Gaslit review – a star-powered Watergate drama that grips and doesn’t let go

Julia Roberts is fantastic as ‘mouth of the south’ Martha Mitchell in this prestige bit of TV – and she knows it


Everything about Gaslit (StarzPlay) is at the pinnacle of prestige television as it stands in 2022. It is based on a highly acclaimed podcast, Slow Burn (the Watergate season); it is a period drama that looks the business; it reframes a well-known historical story; and it is led by A-list movie stars, in this case Julia Roberts and Sean Penn. Once, this combination of ingredients would have made Gaslit a rare delicacy. Now, it joins all the other shows that mix similar elements and hope to alchemise them into something wonderful.

Gaslit tells the story of the Watergate scandal, starting in January 1972, five months before that infamous break-in at the DNC headquarters. Plenty of people saw the clip of Dan Stevens on The One Show that went viral recently. “What you’ve got is a criminal for a leader who is wrapped in a messy war, embroiled in a stupid scandal and surrounded by ambitious idiots and really should resign,” he said, leading up to a punchline you could see coming from Mars.

Wearing dark contact lenses, Stevens plays John Dean, a junior counsel at the White House, who finds himself tangled up in an increasingly fraught plot to spy on the Democrats, in order to gather intelligence on what the other side is up to in the run-up to the presidential election. In its early stages, at least, Gaslit proves to be a show of two halves. The attorney general, John Mitchell (a heavily transformed Penn, buried beneath layers of chins), leads a merry rabble of semi-idiots whose criminality is comically inept. They smoke, glower and borrow from the Thick of It school of creatively foul insults, though it never quite has the guts to go far enough, settling for outrage over wit. People are accused of doing terrible things to their sisters. “You’re gonna have to get your dick out of the butter churn on this one,” says Mitchell, ordering Dean to clear up the mess.

It plays many of the macho antics for comedy, which works well, because it is often dealing with belief-defying stupidity. G Gordon Liddy –played by Shea Whigham with a moustache so impressive it should get its own special award at next year’s Emmys – is an Apocalypse Now-style menace, a sage spouting nonsense who likes to hold his hand over a burning flame. (This isn’t light on symbolism, and those familiar with the Martha Mitchell side of the story will spot many signposts along the way.) The scene in which he is challenged over the definition of a gemstone is pure silliness, and very funny.

Watergate and Nixon are a familiar story to many, though, so in order to breathe some fresh air into it, the series takes a sideways glance, using “mouth of the south” Martha Mitchell (Roberts) and her husband as its way in. Martha Mitchell is, to all intents and purposes, the lead character here, and Roberts knows it. She is fantastic as the Washington wife and media personality who doesn’t play by the rules. “Get another wife if you want a silent one,” she snaps, when her husband tries to stop her from publicly expressing her views that the president is a liar and a cheat.
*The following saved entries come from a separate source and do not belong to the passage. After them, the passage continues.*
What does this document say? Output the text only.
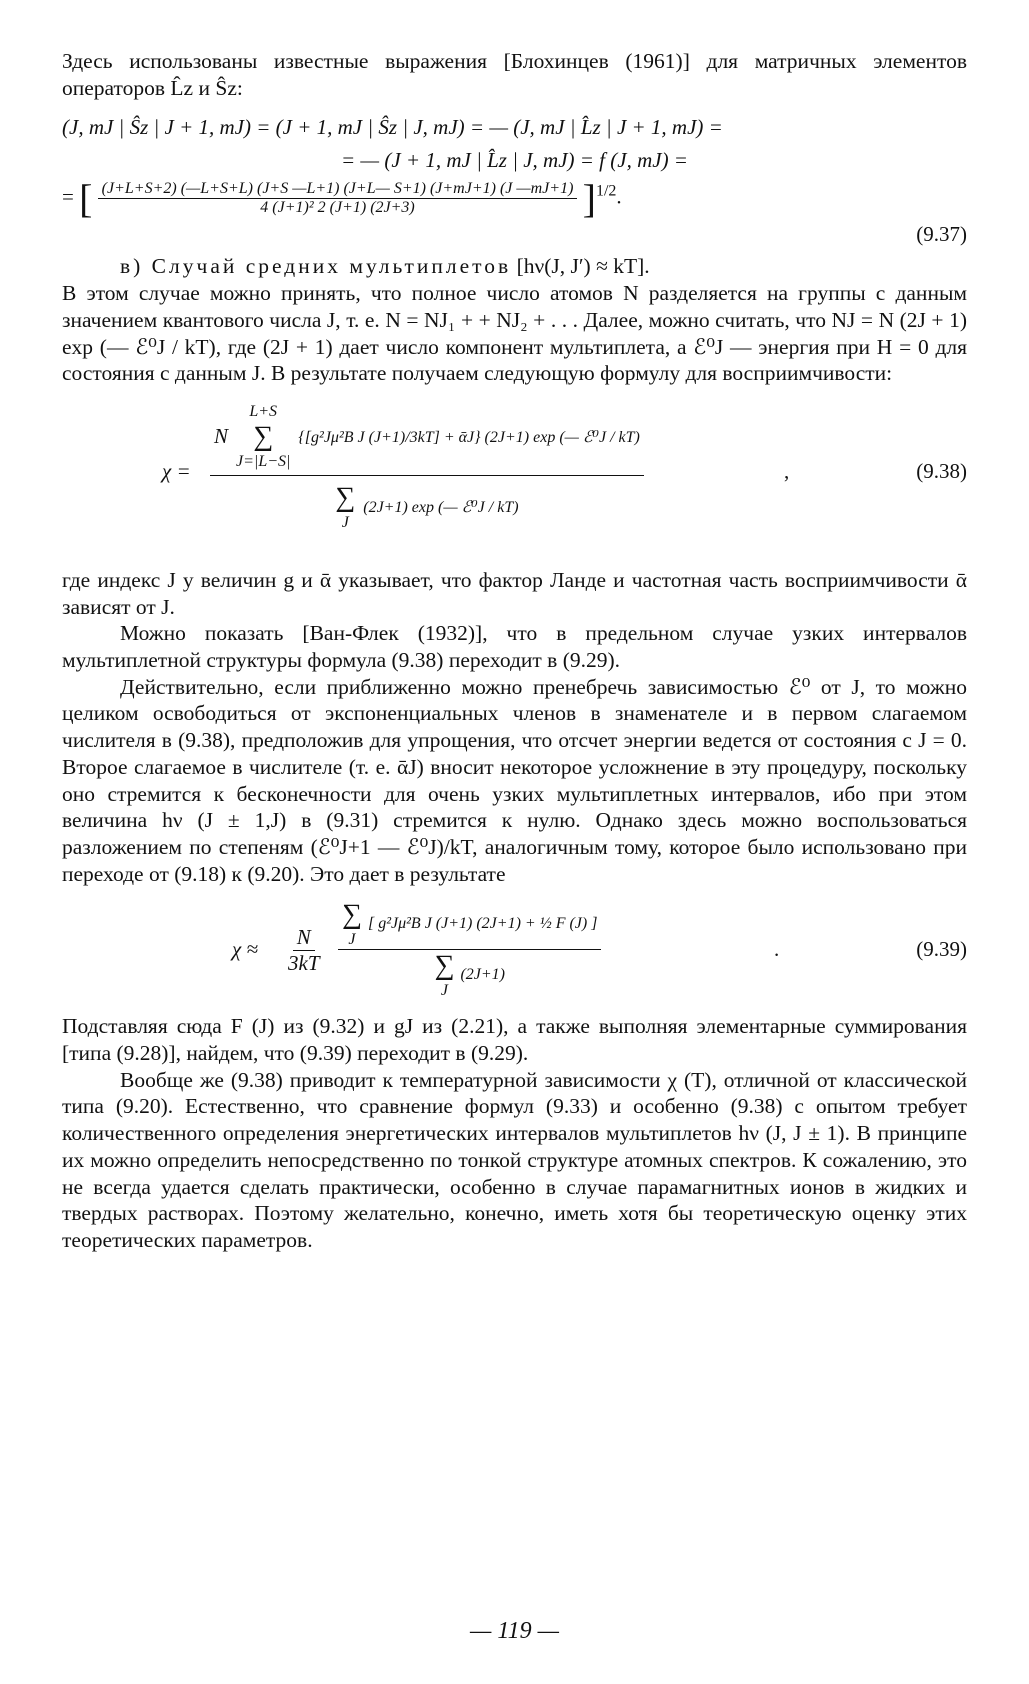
Здесь использованы известные выражения [Блохинцев (1961)] для матричных элементов операторов L̂z и Ŝz:

(J, mJ | Ŝz | J + 1, mJ) = (J + 1, mJ | Ŝz | J, mJ) = — (J, mJ | L̂z | J + 1, mJ) =
= — (J + 1, mJ | L̂z | J, mJ) = f (J, mJ) =
= [ $\frac{(J+L+S+2) (—L+S+L) (J+S —L+1) (J+L— S+1) (J+mJ+1) (J —mJ+1)}{\text{4 (J+1)² 2 (J+1) (2J+3)}} ]^{1/2}$.
(9.37)

в) Случай средних мультиплетов [hν(J, J′) ≈ kT].

В этом случае можно принять, что полное число атомов N разделяется на группы с данным значением квантового числа J, т. е. N = NJ₁ + + NJ₂ + . . . Далее, можно считать, что NJ = N (2J + 1) exp (— ℰ⁰J / kT), где (2J + 1) дает число компонент мультиплета, а ℰ⁰J — энергия при H = 0 для состояния с данным J. В результате получаем следующую формулу для восприимчивости:

χ =
N
L+S
∑
J=|L−S|
{[g²Jμ²B J (J+1)/3kT] + ᾱJ} (2J+1) exp (— ℰ⁰J / kT)
∑
J
(2J+1) exp (— ℰ⁰J / kT)
,	(9.38)

где индекс J у величин g и ᾱ указывает, что фактор Ланде и частотная часть восприимчивости ᾱ зависят от J.

Можно показать [Ван-Флек (1932)], что в предельном случае узких интервалов мультиплетной структуры формула (9.38) переходит в (9.29).

Действительно, если приближенно можно пренебречь зависимостью ℰ⁰ от J, то можно целиком освободиться от экспоненциальных членов в знаменателе и в первом слагаемом числителя в (9.38), предположив для упрощения, что отсчет энергии ведется от состояния с J = 0. Второе слагаемое в числителе (т. е. ᾱJ) вносит некоторое усложнение в эту процедуру, поскольку оно стремится к бесконечности для очень узких мультиплетных интервалов, ибо при этом величина hν (J ± 1,J) в (9.31) стремится к нулю. Однако здесь можно воспользоваться разложением по степеням (ℰ⁰J+1 — ℰ⁰J)/kT, аналогичным тому, которое было использовано при переходе от (9.18) к (9.20). Это дает в результате

$\chi \approx \frac{N}{3kT}$
∑
J
[ g²Jμ²B J (J+1) (2J+1) + ½ F (J) ]
∑
J
(2J+1)
.	(9.39)

Подставляя сюда F (J) из (9.32) и gJ из (2.21), а также выполняя элементарные суммирования [типа (9.28)], найдем, что (9.39) переходит в (9.29).

Вообще же (9.38) приводит к температурной зависимости χ (T), отличной от классической типа (9.20). Естественно, что сравнение формул (9.33) и особенно (9.38) с опытом требует количественного определения энергетических интервалов мультиплетов hν (J, J ± 1). В принципе их можно определить непосредственно по тонкой структуре атомных спектров. К сожалению, это не всегда удается сделать практически, особенно в случае парамагнитных ионов в жидких и твердых растворах. Поэтому желательно, конечно, иметь хотя бы теоретическую оценку этих теоретических параметров.

— 119 —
Roberts is so good, in fact, that you miss Martha when she is not on screen, and she is not on screen enough. She is known as the “mouth of the south” for good reason, and freely airs her opinions on the Vietnam war and the administration behind it. She charms journalists, despite being told not to speak to the press, and sashays around the house testing the limits of the mischief she attempts to make. “You don’t do anything in secret,” says her daughter, gently setting up the justification – though few would call it that – for the horrors about to befall her.

This side of the story is superior to the Four-Lions-at-the-White-House farce of the break-in, and it is far more intriguing, though it is fun to see Chris Bauer (of The Wire and The Deuce fame) as the half-chilling, half-bumbling James McCord. There is just a slight sense of unevenness. Episodes will air weekly, and there is a long wait for Martha to truly take centre stage, which feels like a waste of Roberts. When the story does take a turn into darker territory, at the end of episode two, the shift is a welcome jolt of energy – and once it begins to grip, it doesn’t let go. Gaslit has taken its ample ingredients and turned them into a very good, very watchable drama that steadily finds its feet.